Una finanza "analiticamente" irrazionale

Una finanza

Negli ultimi cinque anni le banche sono state al centro di disastri finanziari di portata globale. Che ruolo hanno avuto i sistemi di intelligence dei dati?

di: Piero Macrì del 04/04/2013 17:37

Big Data & Analytics
 
Siamo nell’era del Big Data. Lasciamo stare le disquisizioni puramente tecnologiche associate all’esistenza di nuove emergenti soluzioni in grado di trattare una molteplicità di dati, in volume e velocità near-realtime. Nella dimensione Big Data viviamo da sempre, nel senso che il concetto BIG è del tutto relativo: in tutti i passaggi della storia informatica le organizzazioni si sono scontrate con la necessità di trattare volumi di dati che, in rapporto alla capacità elaborativa del tempo, erano sempre BIG.
Certo, quantità e tipologia dei dati da trattare aumentano esponenzialmente ponendo le aziende di fronte a opportunità e sfide. Aumenta, soprattutto, la dipendenza che molte attività hanno sviluppato nel tempo nei confronti dei dati, in quanto questi ultimi costituiscono il nucleo fondante la conoscenza del proprio ecosistema di business.
Big Data, oggi diventato argomento gossip su pubblicazioni offline-online di qualsiasi genere e grado, dai quotidiani generalisti a riviste specializzate e di costume, sembrerebbe presupporre la nascita di un modello di analisi dei dati che permetterebbe di interpretare al meglio, e con un ordine di sofisticazione senza precedenti, la realtà con cui ci raffrontiamo. Il fine ultimo? Essere in grado di prendere decisioni accurate, sensate ed economicamente e finanziariamente sostenibili. Insomma, fare in modo che la decisione sia razionale, fondata su dati reali e informazioni corrette e coerenti.
Big Data significa, quindi, semplicemente, analisi dei dati rapportata alla realtà attuale. Che tutto quanto oggi disponibile possa produrre un salto qualitativo nella gestione del business è tutto da vedere. Potenzialmente, forse, ma nella realtà? 
Prendiamo come esempio il settore finanziario. Negli ultimi cinque anni le banche sono state al centro di disastri finanziari di portata globale. Prima la crisi innescata dalla bolla dei mutui subprime e conseguente fallimento di Lehman Brothers, poi la successiva crisi del debito sovrano dell’eurozona. Due fenomeni, originati in aree geografiche diverse, che hanno determinato il dissesto del sistema bancario a livello internazionale.
Non sono né un analista finanziario, né tantomeno un esperto di finanza.

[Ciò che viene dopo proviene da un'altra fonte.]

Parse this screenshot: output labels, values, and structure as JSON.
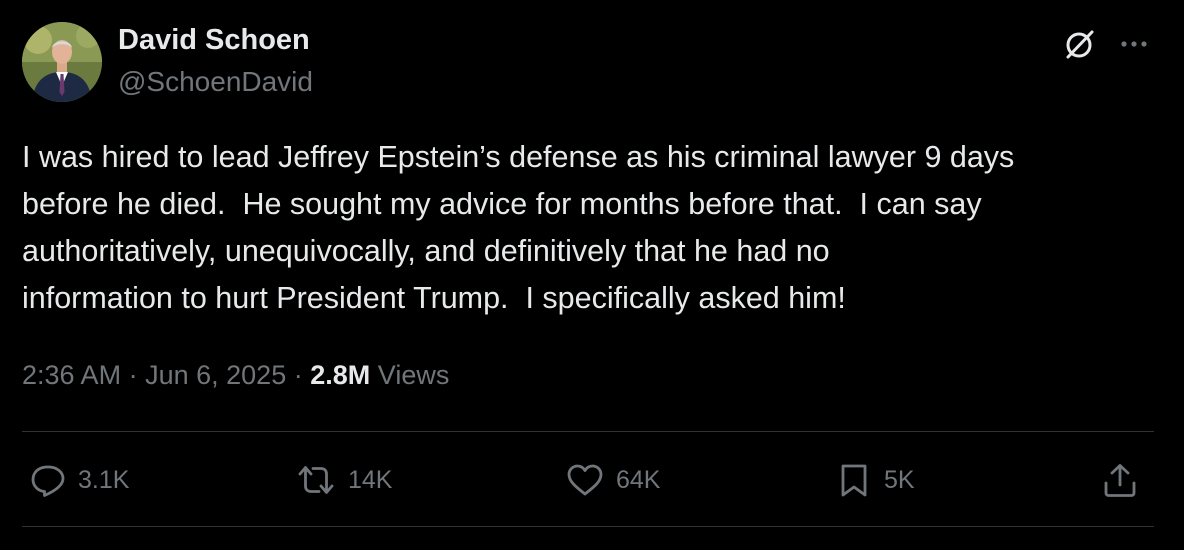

Ma sono dell’idea che entrambi gli accadimenti evidenzino che le decisioni prese da parte di tutti i soggetti coinvolti nella dimensione creditizia e di investimento siano state influenzate da interessi puramente speculativi. Come spiegare altrimenti il paradosso? In un mondo ipertecnologico, dove l’analisi dei dati dovrebbe costituire un supporto naturale al business, si continuano a verificare i peggiori disastri finanziari.
Analytics, Big Data, algoritmi a protezione della gestione del rischio, sistemi a supporto delle decisioni: quanto tutto questo è realmente determinante nelle scelte strategiche che vengono oggi adottate? Verrebbe da dire che l’intelligenza degli analytics sia funzionale a una logica decisionale fondata sull’irrazionalità. La possibilità di avere una più sofisticata tecnologia potrà modificare questo atteggiamento? Forse, ma vi sono tutti i presupposti perché i comportamenti negativi siano reiterati e il fenomeno amplificato in una dimensione, per l’appunto, BIG.